We assessed the treatment effect of the aldose reductase inhibitor ONO-2235 (China Chemical and Pharmaceutical, Taipei, Taiwan) on diabetes associated alterations in bladder nerve growth factor and the nerve growth factor neurotrophin receptor p75 mRNA expressions using the streptozotocin (Sigma®) induced diabetic rat model.Materials and Methods
Male Wistar rats were divided into 3 groups, including group 1—vehicle treated normal rats, group 2—vehicle treated 9-week streptozotocin diabetic rats and group 3—ONO-2235 treated 9-week streptozotocin diabetic rats. In vivo cystometry was performed using anesthesia. Bladder nerve growth factor levels were measured by enzyme linked immunosorbent assay. Expression of the mRNA encoding nerve growth factor and neurotrophin receptor p75 in the rat bladder was studied using reverse transcriptase-polymerase chain reaction.Results
Cystometry showed increased bladder capacity and decreased emptying function in diabetic rats.
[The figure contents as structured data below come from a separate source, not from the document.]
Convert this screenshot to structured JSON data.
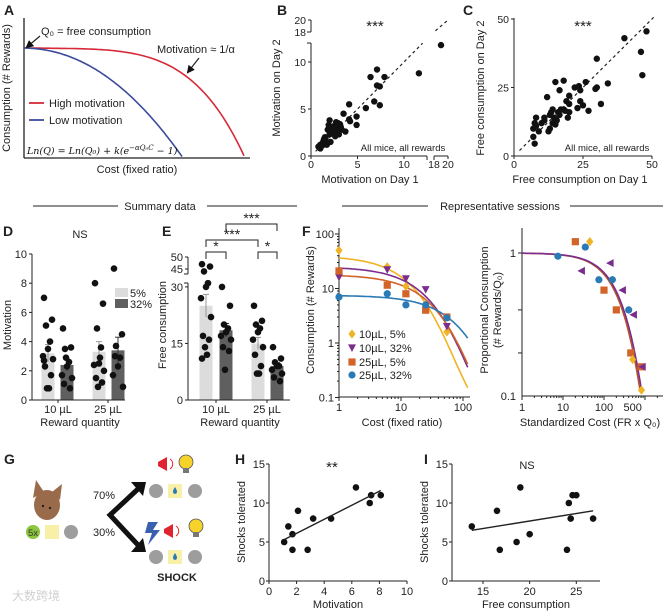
{
  "sections": {
    "summary": "Summary data",
    "representative": "Representative sessions"
  },
  "watermark": "大数跨境",
  "colors": {
    "high": "#d62a3a",
    "low": "#3d4b9c",
    "bar5": "#dcdcdc",
    "bar32": "#5f5f5f",
    "yellow": "#f0b323",
    "purple": "#7b2d8e",
    "orange": "#d2642a",
    "blue": "#2a7ab5",
    "green": "#8cc63f",
    "pad": "#f7f0a6",
    "grey": "#9d9d9d",
    "mouse": "#9a6b4b"
  },
  "chart_data": [
    {
      "panel": "A",
      "type": "line",
      "xlabel": "Cost (fixed ratio)",
      "ylabel": "Consumption (# Rewards)",
      "annotations": {
        "q0": "Q₀ = free consumption",
        "motivation": "Motivation ≈ 1/α"
      },
      "equation": {
        "main": "Ln(Q) = Ln(Q₀) + k(e",
        "sup": "−αQ₀C",
        "end": " − 1)"
      },
      "series": [
        {
          "name": "High motivation",
          "color": "#d62a3a"
        },
        {
          "name": "Low motivation",
          "color": "#3d4b9c"
        }
      ]
    },
    {
      "panel": "B",
      "type": "scatter",
      "xlabel": "Motivation on Day 1",
      "ylabel": "Motivation on Day 2",
      "significance": "***",
      "note": "All mice, all rewards",
      "xticks": [
        0,
        5,
        10,
        18,
        20
      ],
      "yticks": [
        0,
        5,
        10,
        18,
        20
      ],
      "axis_break": [
        12.5,
        18
      ],
      "identity_line": true,
      "points": [
        [
          0.8,
          1
        ],
        [
          1,
          1.2
        ],
        [
          1,
          0.8
        ],
        [
          1.2,
          1.1
        ],
        [
          1.3,
          1.5
        ],
        [
          1.4,
          1.8
        ],
        [
          1.5,
          1.3
        ],
        [
          1.5,
          2
        ],
        [
          1.6,
          1.6
        ],
        [
          1.7,
          1.2
        ],
        [
          1.8,
          2.8
        ],
        [
          1.9,
          3.3
        ],
        [
          2,
          3.8
        ],
        [
          2,
          2.3
        ],
        [
          2.1,
          1.5
        ],
        [
          2.2,
          2.5
        ],
        [
          2.4,
          3
        ],
        [
          2.5,
          3.2
        ],
        [
          2.5,
          2.6
        ],
        [
          2.6,
          2.1
        ],
        [
          2.7,
          3.6
        ],
        [
          2.8,
          2.9
        ],
        [
          2.9,
          3.5
        ],
        [
          3,
          2.8
        ],
        [
          3,
          2.3
        ],
        [
          3.1,
          3.4
        ],
        [
          3.2,
          3.1
        ],
        [
          3.3,
          2.8
        ],
        [
          3.5,
          4.5
        ],
        [
          3.7,
          2.6
        ],
        [
          4.1,
          5.5
        ],
        [
          4.1,
          3.9
        ],
        [
          4.2,
          3.7
        ],
        [
          4.9,
          4.2
        ],
        [
          4.9,
          3.3
        ],
        [
          5.9,
          5.1
        ],
        [
          6.4,
          8.4
        ],
        [
          6.8,
          5.8
        ],
        [
          7.1,
          9.2
        ],
        [
          7.1,
          7.5
        ],
        [
          7.4,
          7.4
        ],
        [
          7.4,
          5.4
        ],
        [
          7.9,
          8.4
        ],
        [
          11.6,
          8.8
        ],
        [
          19,
          11.8
        ]
      ]
    },
    {
      "panel": "C",
      "type": "scatter",
      "xlabel": "Free consumption on Day 1",
      "ylabel": "Free consumption on Day 2",
      "significance": "***",
      "note": "All mice, all rewards",
      "xticks": [
        0,
        25,
        50
      ],
      "yticks": [
        0,
        25,
        50
      ],
      "xlim": [
        0,
        50
      ],
      "ylim": [
        0,
        50
      ],
      "identity_line": true,
      "points": [
        [
          7,
          10
        ],
        [
          7,
          7
        ],
        [
          7.5,
          4.5
        ],
        [
          7.5,
          12
        ],
        [
          8,
          11
        ],
        [
          8,
          14
        ],
        [
          9,
          9
        ],
        [
          10,
          12
        ],
        [
          11,
          13
        ],
        [
          11,
          14
        ],
        [
          12,
          21.5
        ],
        [
          12.5,
          9
        ],
        [
          13,
          10
        ],
        [
          13,
          15
        ],
        [
          13.5,
          16
        ],
        [
          14,
          17
        ],
        [
          14,
          12
        ],
        [
          14.5,
          14
        ],
        [
          15,
          11.5
        ],
        [
          15,
          27
        ],
        [
          15.5,
          13
        ],
        [
          16,
          16
        ],
        [
          16.5,
          24
        ],
        [
          16.5,
          15
        ],
        [
          17,
          17
        ],
        [
          18,
          27.5
        ],
        [
          18,
          17
        ],
        [
          18.5,
          16.5
        ],
        [
          19,
          20
        ],
        [
          19.5,
          14
        ],
        [
          20,
          22
        ],
        [
          20,
          16
        ],
        [
          20,
          19
        ],
        [
          22,
          25
        ],
        [
          23,
          17.5
        ],
        [
          23.5,
          25.5
        ],
        [
          24,
          20
        ],
        [
          24,
          24
        ],
        [
          25,
          18.5
        ],
        [
          26,
          27
        ],
        [
          27,
          16.5
        ],
        [
          29.5,
          24.5
        ],
        [
          30,
          25
        ],
        [
          30,
          35.5
        ],
        [
          31.5,
          19
        ],
        [
          34,
          26.5
        ],
        [
          40,
          43
        ],
        [
          46,
          38
        ],
        [
          46.5,
          29.5
        ],
        [
          48,
          45.5
        ]
      ]
    },
    {
      "panel": "D",
      "type": "bar",
      "title": "NS",
      "xlabel": "Reward quantity",
      "ylabel": "Motivation",
      "categories": [
        "10 µL",
        "25 µL"
      ],
      "legend": [
        "5%",
        "32%"
      ],
      "yticks": [
        0,
        2,
        4,
        6,
        8,
        10
      ],
      "ylim": [
        0,
        10
      ],
      "series": [
        {
          "name": "5%",
          "means": [
            3.2,
            3.3
          ],
          "sem": [
            0.6,
            0.7
          ],
          "points": [
            [
              7,
              5.5,
              5.1,
              4,
              3.5,
              3,
              2.8,
              2.3,
              1.7,
              0.8,
              0.8,
              2.7
            ],
            [
              8,
              6.6,
              4.9,
              3.6,
              2.5,
              2.4,
              2,
              1.5,
              1.2,
              0.9,
              2.9
            ]
          ]
        },
        {
          "name": "32%",
          "means": [
            2.4,
            3.4
          ],
          "sem": [
            0.4,
            0.9
          ],
          "points": [
            [
              4.9,
              3.6,
              3.5,
              2.6,
              2.3,
              1.7,
              1.5,
              1.1,
              0.8,
              2.9
            ],
            [
              9,
              4.5,
              3.7,
              2.9,
              2.3,
              1.7,
              0.9,
              3
            ]
          ]
        }
      ]
    },
    {
      "panel": "E",
      "type": "bar",
      "xlabel": "Reward quantity",
      "ylabel": "Free consumption",
      "categories": [
        "10 µL",
        "25 µL"
      ],
      "yticks": [
        0,
        15,
        30,
        45,
        50
      ],
      "axis_break": [
        31,
        44
      ],
      "series": [
        {
          "name": "5%",
          "means": [
            25,
            15
          ],
          "sem": [
            3,
            1.6
          ],
          "points": [
            [
              47,
              46,
              44,
              31,
              30,
              27,
              22,
              17,
              16,
              14,
              12,
              11
            ],
            [
              25,
              21,
              20,
              19,
              18,
              16,
              14,
              12,
              9,
              7,
              7
            ]
          ]
        },
        {
          "name": "32%",
          "means": [
            18.5,
            9
          ],
          "sem": [
            1.8,
            0.9
          ],
          "points": [
            [
              30,
              25,
              20,
              19,
              18,
              17,
              16,
              14,
              13,
              8
            ],
            [
              14,
              11,
              10,
              9,
              9,
              8,
              7,
              6,
              5
            ]
          ]
        }
      ],
      "significance": [
        {
          "label": "*",
          "between": [
            "10 µL 5%",
            "10 µL 32%"
          ]
        },
        {
          "label": "*",
          "between": [
            "25 µL 5%",
            "25 µL 32%"
          ]
        },
        {
          "label": "***",
          "between": [
            "10 µL 5%",
            "25 µL 5%"
          ]
        },
        {
          "label": "***",
          "between": [
            "10 µL 32%",
            "25 µL 32%"
          ]
        }
      ]
    },
    {
      "panel": "F",
      "type": "line",
      "xlabel": "Cost (fixed ratio)",
      "ylabel": "Consumption (# Rewards)",
      "xscale": "log",
      "yscale": "log",
      "xticks": [
        1,
        10,
        100
      ],
      "yticks": [
        100,
        10,
        1,
        0.1
      ],
      "xlim": [
        1,
        120
      ],
      "ylim": [
        0.1,
        120
      ],
      "legend_position": "bottom-left",
      "series": [
        {
          "name": "10µL, 5%",
          "marker": "diamond",
          "color": "#f0b323",
          "q0": 40,
          "alpha": 0.000346,
          "points": [
            [
              1,
              50
            ],
            [
              6,
              25
            ],
            [
              12,
              11
            ],
            [
              25,
              5
            ],
            [
              55,
              1.6
            ]
          ]
        },
        {
          "name": "10µL, 32%",
          "marker": "triangle-down",
          "color": "#7b2d8e",
          "q0": 25,
          "alpha": 0.00032,
          "points": [
            [
              1,
              16
            ],
            [
              6,
              22
            ],
            [
              12,
              15
            ],
            [
              25,
              9.5
            ],
            [
              55,
              2
            ]
          ]
        },
        {
          "name": "25µL, 5%",
          "marker": "square",
          "color": "#d2642a",
          "q0": 18,
          "alpha": 0.00037,
          "points": [
            [
              1,
              21
            ],
            [
              6,
              11.5
            ],
            [
              12,
              8
            ],
            [
              25,
              4
            ],
            [
              55,
              3
            ]
          ]
        },
        {
          "name": "25µL, 32%",
          "marker": "circle",
          "color": "#2a7ab5",
          "q0": 7.5,
          "alpha": 0.00034,
          "points": [
            [
              1,
              7
            ],
            [
              6,
              8
            ],
            [
              12,
              5
            ],
            [
              25,
              5
            ],
            [
              55,
              2.9
            ]
          ]
        }
      ]
    },
    {
      "panel": "F-right",
      "type": "line",
      "xlabel": "Standardized Cost (FR x Q₀)",
      "ylabel": [
        "Proportional Consumption",
        "(# Rewards/Q₀)"
      ],
      "xscale": "log",
      "yscale": "log",
      "xticks": [
        1,
        10,
        100,
        500
      ],
      "yticks": [
        1,
        0.1
      ],
      "xlim": [
        1,
        2500
      ],
      "ylim": [
        0.1,
        1.5
      ],
      "curves": [
        {
          "color": "#b5542a",
          "alpha": 0.00051
        },
        {
          "color": "#7b2d8e",
          "alpha": 0.00047
        }
      ],
      "series": [
        {
          "marker": "square",
          "color": "#d2642a",
          "points": [
            [
              20,
              1.2
            ],
            [
              100,
              0.55
            ],
            [
              200,
              0.4
            ],
            [
              450,
              0.2
            ],
            [
              800,
              0.16
            ]
          ]
        },
        {
          "marker": "diamond",
          "color": "#f0b323",
          "points": [
            [
              45,
              1.2
            ],
            [
              500,
              0.18
            ],
            [
              820,
              0.11
            ]
          ]
        },
        {
          "marker": "triangle-left",
          "color": "#7b2d8e",
          "points": [
            [
              28,
              0.75
            ],
            [
              140,
              0.85
            ],
            [
              280,
              0.55
            ],
            [
              520,
              0.37
            ],
            [
              850,
              0.16
            ]
          ]
        },
        {
          "marker": "circle",
          "color": "#2a7ab5",
          "points": [
            [
              7.5,
              0.95
            ],
            [
              35,
              1.1
            ],
            [
              75,
              0.65
            ],
            [
              160,
              0.65
            ],
            [
              400,
              0.4
            ]
          ]
        }
      ]
    },
    {
      "panel": "G",
      "type": "diagram",
      "trials": "5x",
      "up_prob": "70%",
      "down_prob": "30%",
      "shock_label": "SHOCK"
    },
    {
      "panel": "H",
      "type": "scatter",
      "xlabel": "Motivation",
      "ylabel": "Shocks tolerated",
      "significance": "**",
      "xticks": [
        0,
        2,
        4,
        6,
        8,
        10
      ],
      "yticks": [
        0,
        5,
        10,
        15
      ],
      "xlim": [
        0,
        10
      ],
      "ylim": [
        0,
        15
      ],
      "points": [
        [
          1.1,
          5
        ],
        [
          1.4,
          7
        ],
        [
          1.7,
          6
        ],
        [
          1.7,
          4
        ],
        [
          2.1,
          9
        ],
        [
          2.8,
          4
        ],
        [
          3.2,
          8
        ],
        [
          4.5,
          8
        ],
        [
          6.3,
          12
        ],
        [
          7.3,
          10
        ],
        [
          7.4,
          11
        ],
        [
          8.1,
          11
        ]
      ],
      "fit": [
        [
          1.1,
          5.3
        ],
        [
          8.1,
          11.6
        ]
      ]
    },
    {
      "panel": "I",
      "type": "scatter",
      "xlabel": "Free consumption",
      "ylabel": "Shocks tolerated",
      "significance": "NS",
      "xticks": [
        15,
        20,
        25
      ],
      "yticks": [
        0,
        5,
        10,
        15
      ],
      "xlim": [
        11.7,
        28
      ],
      "ylim": [
        0,
        15
      ],
      "points": [
        [
          13.8,
          7
        ],
        [
          16.5,
          9
        ],
        [
          16.8,
          4
        ],
        [
          18.6,
          5
        ],
        [
          19,
          12
        ],
        [
          20,
          6
        ],
        [
          24,
          4
        ],
        [
          24.2,
          10
        ],
        [
          24.4,
          8
        ],
        [
          24.6,
          11
        ],
        [
          25,
          11
        ],
        [
          26.8,
          8
        ]
      ],
      "fit": [
        [
          13.8,
          6.5
        ],
        [
          26.8,
          9
        ]
      ]
    }
  ]
}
ONO-2235 treatment improved voiding volume, voiding fraction and residual volume. The nerve growth factor concentration in streptozotocin induced diabetic rat bladders was significantly lower than the control level in 8 experiments each (mean ± SEM 45.78 ± 4.36 and 96.44 ± 8.73 pg/μg protein, respectively, p <0.01). The mRNA expression of bladder nerve growth factor and neurotrophin receptor p75 in diabetic rats was significantly decreased compared to that in controls in 8 experiments each (p <0.01 and <0.001, respectively). Treatment with ONO-2235 did not significantly change the blood sugar level in diabetic rats. However, administration of the drug significantly increased the bladder nerve growth factor concentration as well as nerve growth factor mRNA and neurotrophin receptor p75 mRNA expression to normal levels in 8 experiments each (p <0.01, <0.01 and <0.001, respectively).Conclusions
ONO-2235 improved bladder emptying function and restored the decreased genetic expression of bladder nerve growth factor and neurotrophin receptor p75 in 9-week streptozotocin induced diabetic rats, indicating involvement of the sorbitol pathway in the genetic down-regulations of nerve growth factor and p75NTR during diabetic cystopathy.